CONFAPI A TAVOLO MIMIT FILIERA DEL BIANCO CON MINISTRO URSO

Confapi ha preso parte alla prima riunione del Tavolo permanente “Filiera del Bianco” dedicato al settore dell’elettrodomestico italiano presieduto dal Ministro delle Imprese e del Made in Italy, Adolfo Urso. All’incontro che, si è svolto presso il Mimit, hanno partecipato gli attori della filiera del “bianco” con lo scopo di rilanciare un comparto importante del Made in Italy. In rappresentanza di Confapi è intervenuto Mauro Barchiesi, Presidente di Confapi Industria Ancona che ha presentato al Ministro lo stato dell’arte della filiera e le proposte della Confederazione ribadendo innanzitutto “la necessità che a livello di politica industriale considerando l’occupazione, il know-how e i conseguenti risvolti economici, la strategicità dell’industria del bianco sia riconosciuta” e l’importanza “della piccola e media industria privata, che nella filiera del bianco costituisce una colonna portante, con subfornitori d’eccellenza che negli anni hanno contribuito in modo determinante al decollo del settore”.

Le Pmi dedicate alla componentistica italiana per il settore dell’elettrodomestico infatti oltre a occupare i primi posti per l’export a livello internazionale, sono artefici di innovazioni di prodotto, processo e brevetti.
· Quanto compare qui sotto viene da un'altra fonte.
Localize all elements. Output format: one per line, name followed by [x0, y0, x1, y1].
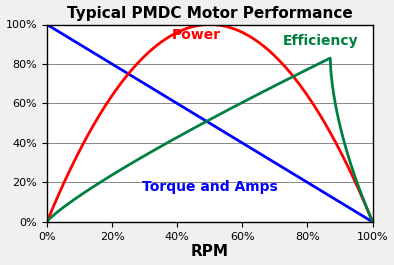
Title: Typical PMDC Motor Performance: Typical PMDC Motor Performance — [67, 6, 353, 21]
X-axis label: RPM: RPM — [191, 244, 229, 259]
Text: Torque and Amps: Torque and Amps — [142, 180, 278, 194]
Text: Power: Power — [172, 28, 221, 42]
Text: Efficiency: Efficiency — [283, 34, 358, 48]
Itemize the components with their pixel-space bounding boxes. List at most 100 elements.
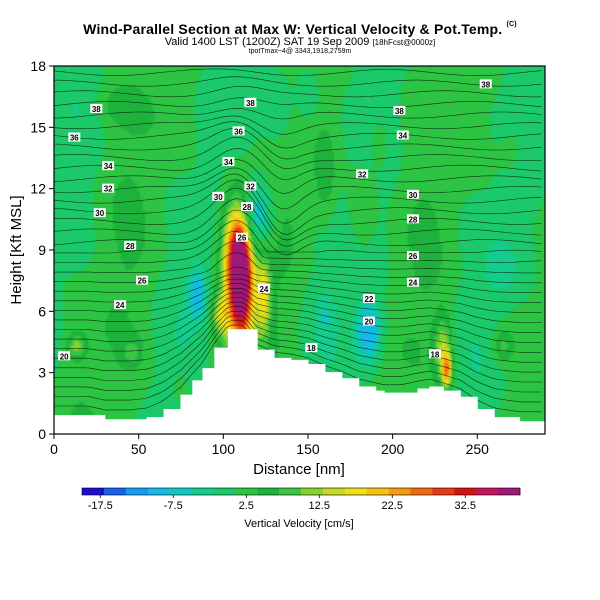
isentrope-line bbox=[54, 301, 542, 363]
colorbar-swatch bbox=[388, 488, 411, 495]
isentrope-line bbox=[54, 127, 542, 160]
isentrope-line bbox=[54, 240, 542, 274]
isentrope-line bbox=[54, 173, 542, 224]
isentrope-label-bg bbox=[393, 105, 406, 115]
colorbar-swatch bbox=[410, 488, 433, 495]
isentrope-label-text: 34 bbox=[104, 162, 113, 171]
isentrope-label: 38 bbox=[90, 103, 103, 114]
isentrope-label: 38 bbox=[244, 97, 257, 108]
isentrope-line bbox=[54, 220, 542, 254]
isentrope-label: 18 bbox=[428, 349, 441, 359]
isentrope-label-bg bbox=[222, 157, 235, 167]
isentrope-label-bg bbox=[68, 132, 81, 142]
isentrope-label: 22 bbox=[362, 294, 375, 304]
isentrope-label: 24 bbox=[406, 277, 419, 288]
isentrope-label: 20 bbox=[362, 316, 375, 327]
chart-info-line: tpotTmax~4@ 3343,1918,2759m bbox=[248, 48, 352, 55]
isentrope-label-text: 24 bbox=[259, 285, 268, 294]
colorbar-tick-label: -7.5 bbox=[164, 500, 183, 512]
isentrope-label-bg bbox=[90, 103, 103, 113]
isentrope-label: 30 bbox=[406, 189, 419, 200]
colorbar-swatch bbox=[301, 488, 324, 495]
isentrope-label: 26 bbox=[235, 232, 248, 243]
isentrope-label: 32 bbox=[356, 169, 369, 179]
isentrope-label: 34 bbox=[102, 161, 115, 171]
isentrope-label-text: 38 bbox=[92, 105, 101, 114]
y-tick-label: 0 bbox=[38, 426, 46, 442]
colorbar-swatch bbox=[257, 488, 280, 495]
isentrope-label: 30 bbox=[212, 191, 225, 202]
isentrope-line bbox=[54, 230, 542, 264]
isentrope-label-text: 26 bbox=[138, 277, 147, 286]
isentrope-label-text: 36 bbox=[70, 134, 79, 143]
isentrope-label-bg bbox=[406, 214, 419, 224]
isentrope-label: 34 bbox=[222, 157, 235, 167]
isentrope-line bbox=[54, 278, 542, 313]
y-tick-label: 3 bbox=[38, 365, 46, 381]
isentrope-label-text: 24 bbox=[408, 279, 417, 288]
isentrope-label: 28 bbox=[406, 214, 419, 224]
isentrope-label: 38 bbox=[393, 105, 406, 116]
chart-subtitle-text: Valid 1400 LST (1200Z) SAT 19 Sep 2009 bbox=[164, 36, 370, 48]
isentrope-label: 26 bbox=[406, 251, 419, 261]
isentrope-label-bg bbox=[58, 351, 71, 361]
isentrope-line bbox=[54, 179, 542, 235]
colorbar-swatch bbox=[235, 488, 258, 495]
isentrope-labels: 38 38 38 38 36 36 34 34 34 32 32 32 30 30 30 28 28 28 26 26… bbox=[58, 79, 492, 361]
x-tick-label: 0 bbox=[50, 441, 58, 457]
isentrope-line bbox=[54, 324, 542, 413]
isentrope-label: 38 bbox=[479, 79, 492, 89]
isentrope-label-bg bbox=[396, 130, 409, 140]
isentrope-label-text: 32 bbox=[246, 183, 255, 192]
isentrope-line bbox=[54, 252, 542, 284]
isentrope-label-text: 26 bbox=[408, 252, 417, 261]
isentrope-label-bg bbox=[241, 202, 254, 212]
isentrope-label-text: 24 bbox=[116, 301, 125, 310]
isentrope-label-bg bbox=[124, 240, 137, 250]
colorbar-swatch bbox=[125, 488, 149, 495]
isentrope-label-text: 34 bbox=[224, 158, 233, 167]
isentrope-line bbox=[54, 76, 542, 87]
colorbar-swatch bbox=[344, 488, 368, 495]
isentrope-line bbox=[54, 288, 542, 333]
y-tick-label: 12 bbox=[30, 181, 46, 197]
x-axis: 0 50 100 150 200 250 bbox=[50, 434, 489, 457]
colorbar-swatch bbox=[454, 488, 477, 495]
isentrope-label-text: 22 bbox=[364, 295, 373, 304]
isentrope-label-bg bbox=[244, 97, 257, 107]
chart-title-mark: (C) bbox=[506, 21, 517, 28]
isentrope-label-text: 28 bbox=[126, 242, 135, 251]
chart-title: Wind-Parallel Section at Max W: Vertical… bbox=[0, 21, 600, 37]
isentrope-line bbox=[54, 167, 542, 210]
isentrope-label: 36 bbox=[68, 132, 81, 143]
isentrope-label-bg bbox=[136, 275, 149, 285]
isentrope-line bbox=[54, 148, 542, 180]
isentrope-label-bg bbox=[362, 294, 375, 304]
isentrope-label-text: 18 bbox=[430, 350, 439, 359]
colorbar-swatch bbox=[279, 488, 302, 495]
x-tick-label: 200 bbox=[381, 441, 405, 457]
colorbar-swatch bbox=[322, 488, 346, 495]
colorbar-swatch bbox=[476, 488, 499, 495]
isentrope-line bbox=[54, 320, 542, 403]
colorbar-tick-label: 22.5 bbox=[382, 500, 403, 512]
colorbar-tick-label: 12.5 bbox=[309, 500, 330, 512]
isentrope-label-bg bbox=[479, 79, 492, 89]
isentrope-label-text: 38 bbox=[395, 107, 404, 116]
isentrope-label-text: 36 bbox=[234, 127, 243, 136]
x-tick-label: 100 bbox=[212, 441, 236, 457]
colorbar-swatch bbox=[191, 488, 214, 495]
y-tick-label: 9 bbox=[38, 242, 46, 258]
isentrope-label-text: 20 bbox=[60, 352, 69, 361]
isentrope-label-bg bbox=[362, 316, 375, 326]
colorbar-frame bbox=[81, 487, 521, 496]
isentrope-label-text: 38 bbox=[246, 99, 255, 108]
isentrope-label: 32 bbox=[102, 183, 115, 194]
x-axis-label: Distance [nm] bbox=[253, 461, 345, 478]
isentrope-line bbox=[54, 297, 542, 353]
isentrope-label-bg bbox=[114, 300, 127, 310]
colorbar-label: Vertical Velocity [cm/s] bbox=[244, 518, 353, 530]
isentrope-label-bg bbox=[102, 161, 115, 171]
isentrope-label-bg bbox=[406, 277, 419, 287]
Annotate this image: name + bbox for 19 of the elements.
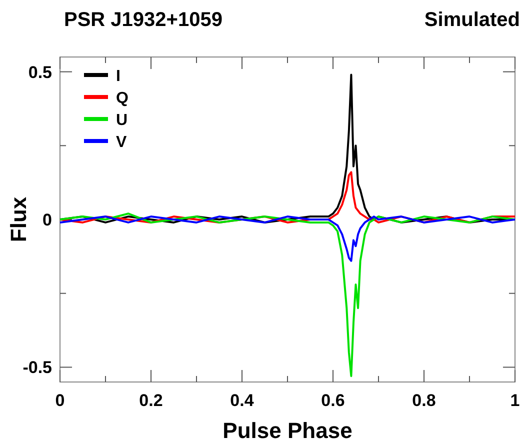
x-tick-label: 0.4: [230, 391, 254, 410]
chart-title: PSR J1932+1059: [64, 9, 222, 31]
legend-label: I: [116, 68, 120, 85]
x-tick-label: 0.8: [412, 391, 436, 410]
legend-label: V: [116, 134, 127, 151]
y-tick-label: -0.5: [22, 358, 52, 378]
legend-label: U: [116, 112, 128, 129]
legend-label: Q: [116, 90, 128, 107]
x-tick-label: 0.2: [139, 391, 163, 410]
y-axis-title: Flux: [6, 196, 31, 242]
x-tick-label: 0: [55, 391, 65, 410]
line-series: [59, 212, 516, 378]
line-series: [59, 216, 516, 262]
x-tick-label: 0.6: [321, 391, 345, 410]
y-tick-label: 0: [42, 210, 52, 230]
y-tick-label: 0.5: [28, 62, 52, 82]
chart-subtitle: Simulated: [424, 9, 520, 31]
x-axis-title: Pulse Phase: [222, 418, 352, 443]
x-tick-label: 1: [510, 391, 520, 410]
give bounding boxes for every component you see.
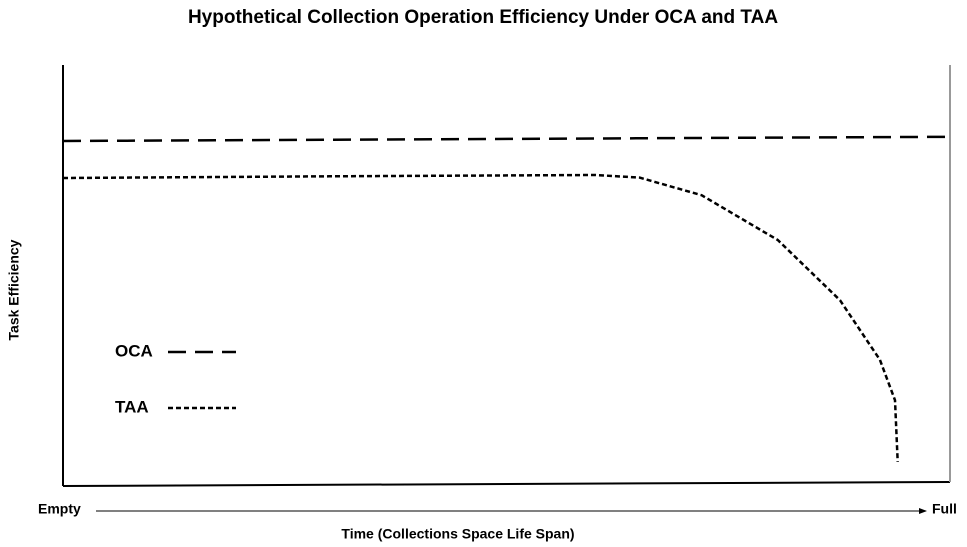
chart-title: Hypothetical Collection Operation Effici…	[188, 7, 778, 28]
x-start-label: Empty	[38, 501, 81, 517]
x-axis	[62, 481, 951, 487]
x-axis-label: Time (Collections Space Life Span)	[341, 526, 574, 542]
x-end-label: Full	[932, 501, 957, 517]
legend-label: OCA	[115, 341, 153, 360]
legend-label: TAA	[115, 397, 149, 416]
y-axis-label: Task Efficiency	[6, 239, 22, 340]
series-line	[62, 173, 899, 462]
series-line	[62, 135, 951, 143]
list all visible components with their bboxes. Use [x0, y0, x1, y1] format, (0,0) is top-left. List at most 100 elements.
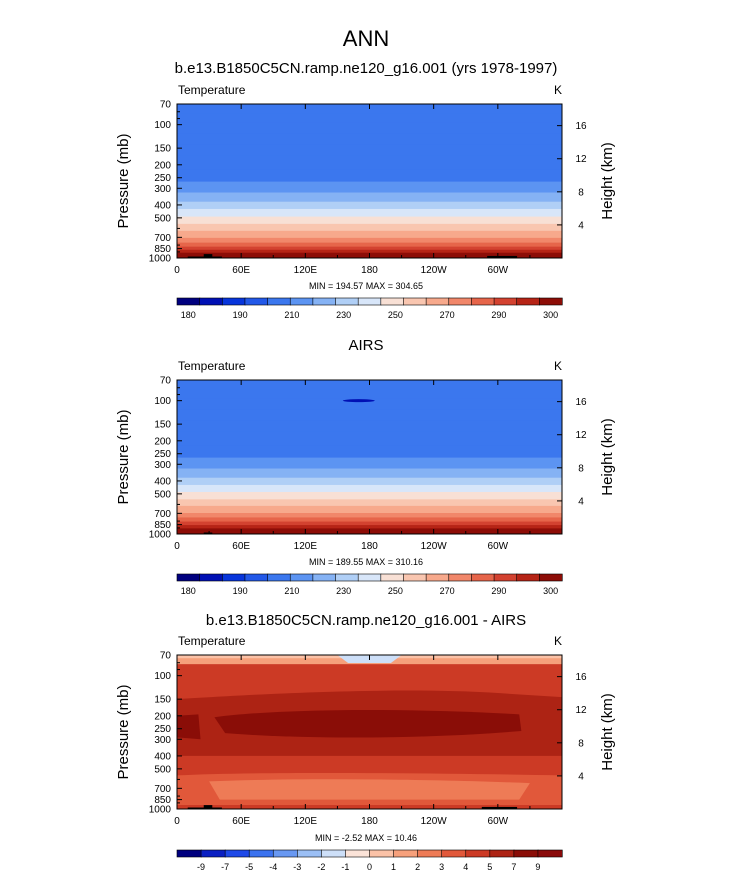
- panel-obs: AIRSTemperature K701001502002503004005007…: [115, 337, 616, 596]
- temperature-band: [177, 409, 562, 421]
- height-tick-label: 16: [575, 672, 587, 683]
- min-max-label: MIN = -2.52 MAX = 10.46: [315, 833, 417, 843]
- colorbar-label: 0: [367, 862, 372, 872]
- temperature-band: [177, 155, 562, 169]
- colorbar-box: [273, 850, 297, 857]
- temperature-band: [177, 477, 562, 485]
- colorbar-box: [358, 298, 381, 305]
- y-tick-label: 250: [154, 724, 171, 735]
- colorbar-box: [538, 850, 562, 857]
- plot-area: [177, 655, 562, 809]
- colorbar-box: [200, 298, 223, 305]
- y-axis-label: Pressure (mb): [115, 684, 132, 779]
- colorbar-label: -4: [269, 862, 277, 872]
- colorbar-box: [539, 574, 562, 581]
- temperature-band: [177, 505, 562, 513]
- height-tick-label: 12: [575, 430, 587, 441]
- colorbar-label: 190: [233, 586, 248, 596]
- figure: ANN b.e13.B1850C5CN.ramp.ne120_g16.001 (…: [0, 0, 733, 873]
- y-tick-label: 300: [154, 735, 171, 746]
- y-tick-label: 700: [154, 509, 171, 520]
- colorbar-label: 270: [440, 586, 455, 596]
- colorbar-box: [426, 298, 449, 305]
- y-tick-label: 1000: [149, 530, 172, 541]
- y-tick-label: 70: [160, 376, 172, 387]
- temperature-band: [177, 457, 562, 468]
- y-axis-label: Pressure (mb): [115, 133, 132, 228]
- colorbar-box: [494, 574, 517, 581]
- x-tick-label: 180: [361, 265, 378, 276]
- x-tick-label: 120E: [294, 265, 318, 276]
- temperature-band: [177, 230, 562, 238]
- colorbar-box: [177, 850, 201, 857]
- y-tick-label: 400: [154, 200, 171, 211]
- colorbar-box: [403, 574, 426, 581]
- colorbar-box: [290, 574, 313, 581]
- colorbar-label: 250: [388, 586, 403, 596]
- x-tick-label: 60W: [488, 541, 509, 552]
- panel-title: b.e13.B1850C5CN.ramp.ne120_g16.001 (yrs …: [175, 60, 558, 77]
- colorbar-label: 290: [491, 586, 506, 596]
- colorbar-box: [336, 574, 359, 581]
- colorbar-box: [466, 850, 490, 857]
- temperature-band: [177, 208, 562, 216]
- x-tick-label: 180: [361, 541, 378, 552]
- x-tick-label: 120E: [294, 816, 318, 827]
- temperature-band: [177, 491, 562, 499]
- temperature-band: [177, 133, 562, 145]
- temperature-band: [177, 499, 562, 506]
- colorbar-box: [268, 298, 291, 305]
- colorbar-box: [403, 298, 426, 305]
- colorbar-box: [358, 574, 381, 581]
- colorbar-box: [245, 574, 268, 581]
- colorbar-label: -1: [341, 862, 349, 872]
- colorbar-label: -5: [245, 862, 253, 872]
- diff-core-max: [214, 710, 521, 738]
- colorbar-box: [177, 298, 200, 305]
- temperature-band: [177, 389, 562, 398]
- colorbar-box: [290, 298, 313, 305]
- colorbar-label: 180: [181, 586, 196, 596]
- x-tick-label: 0: [174, 265, 180, 276]
- panel-model: b.e13.B1850C5CN.ramp.ne120_g16.001 (yrs …: [115, 60, 616, 320]
- colorbar-label: 3: [439, 862, 444, 872]
- y-axis-label-right: Height (km): [599, 693, 616, 771]
- temperature-band: [177, 216, 562, 224]
- colorbar-label: 190: [233, 310, 248, 320]
- colorbar-box: [539, 298, 562, 305]
- colorbar-box: [442, 850, 466, 857]
- y-tick-label: 150: [154, 144, 171, 155]
- colorbar-label: 230: [336, 310, 351, 320]
- diff-core-west: [177, 714, 201, 739]
- colorbar-label: 300: [543, 310, 558, 320]
- temperature-band: [177, 398, 562, 410]
- colorbar-box: [517, 574, 540, 581]
- y-tick-label: 500: [154, 213, 171, 224]
- x-tick-label: 60E: [232, 541, 250, 552]
- x-tick-label: 60E: [232, 816, 250, 827]
- colorbar-label: 1: [391, 862, 396, 872]
- colorbar-box: [249, 850, 273, 857]
- colorbar-label: -3: [293, 862, 301, 872]
- colorbar-box: [321, 850, 345, 857]
- colorbar-box: [471, 298, 494, 305]
- y-tick-label: 700: [154, 233, 171, 244]
- colorbar-label: 9: [535, 862, 540, 872]
- height-tick-label: 4: [578, 771, 584, 782]
- cold-anomaly-feature: [343, 399, 375, 402]
- y-axis-label-right: Height (km): [599, 418, 616, 496]
- y-tick-label: 700: [154, 784, 171, 795]
- units-label: K: [554, 83, 562, 97]
- colorbar-label: -9: [197, 862, 205, 872]
- colorbar-box: [381, 298, 404, 305]
- colorbar-box: [313, 298, 336, 305]
- temperature-band: [177, 420, 562, 432]
- temperature-band: [177, 246, 562, 250]
- colorbar-box: [313, 574, 336, 581]
- height-tick-label: 16: [575, 397, 587, 408]
- temperature-band: [177, 242, 562, 247]
- variable-label: Temperature: [178, 83, 246, 97]
- x-tick-label: 120W: [421, 265, 448, 276]
- units-label: K: [554, 634, 562, 648]
- temperature-band: [177, 525, 562, 529]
Per questo, “è importante sottolineare la capacità propositiva che le Pmi hanno in questa industria per cui non si può prescindere da un loro coinvolgimento nei progetti – ha aggiunto Barchiesi – : spesso la fase di industrializzazione è demandata dalle aziende più grandi, ai fornitori che sono oggi abili nell’interpretare l’idea di sviluppo per tradurre la prototipazione virtuale in industrializzazione secondo un processo efficiente”.

Confapi ritiene opportuno quindi che da una parte sia importante tutelare le aziende dell’industria del bianco – come sottolineato da Barchiesi – , dall’altra sia necessario porre in atto azioni di politica economica e industriale che consentano di rilanciare il settore all’insegna della sostenibilità, attraverso la creazione di un ecosistema in cui le Pmi siano protagoniste insieme ai grandi player, per riprendere a creare valore.

“L’industria del bianco – ha ribadito Barchiesi – è stata un motore del miracolo economico e a differenza di altri settori, non ha beneficiato di politiche specifiche o di particolari tutele, restando competitiva”. Infine, guardando oggi al contesto economico e alle dinamiche del mercato con la crescita dei costi di produzione e il calo della domanda è necessaria una revisione strategica che salvaguardi il settore e gli interessi non solo delle multinazionali ma di tutti gli attori del comparto anche attraverso l’utilizzo del Golden Power. “Come Confapi vogliamo ricordare che le Pmi dell’industria del bianco, rivestono un ruolo di primo piano nel rappresentare il Made in Italy”, ha concluso Barchiesi.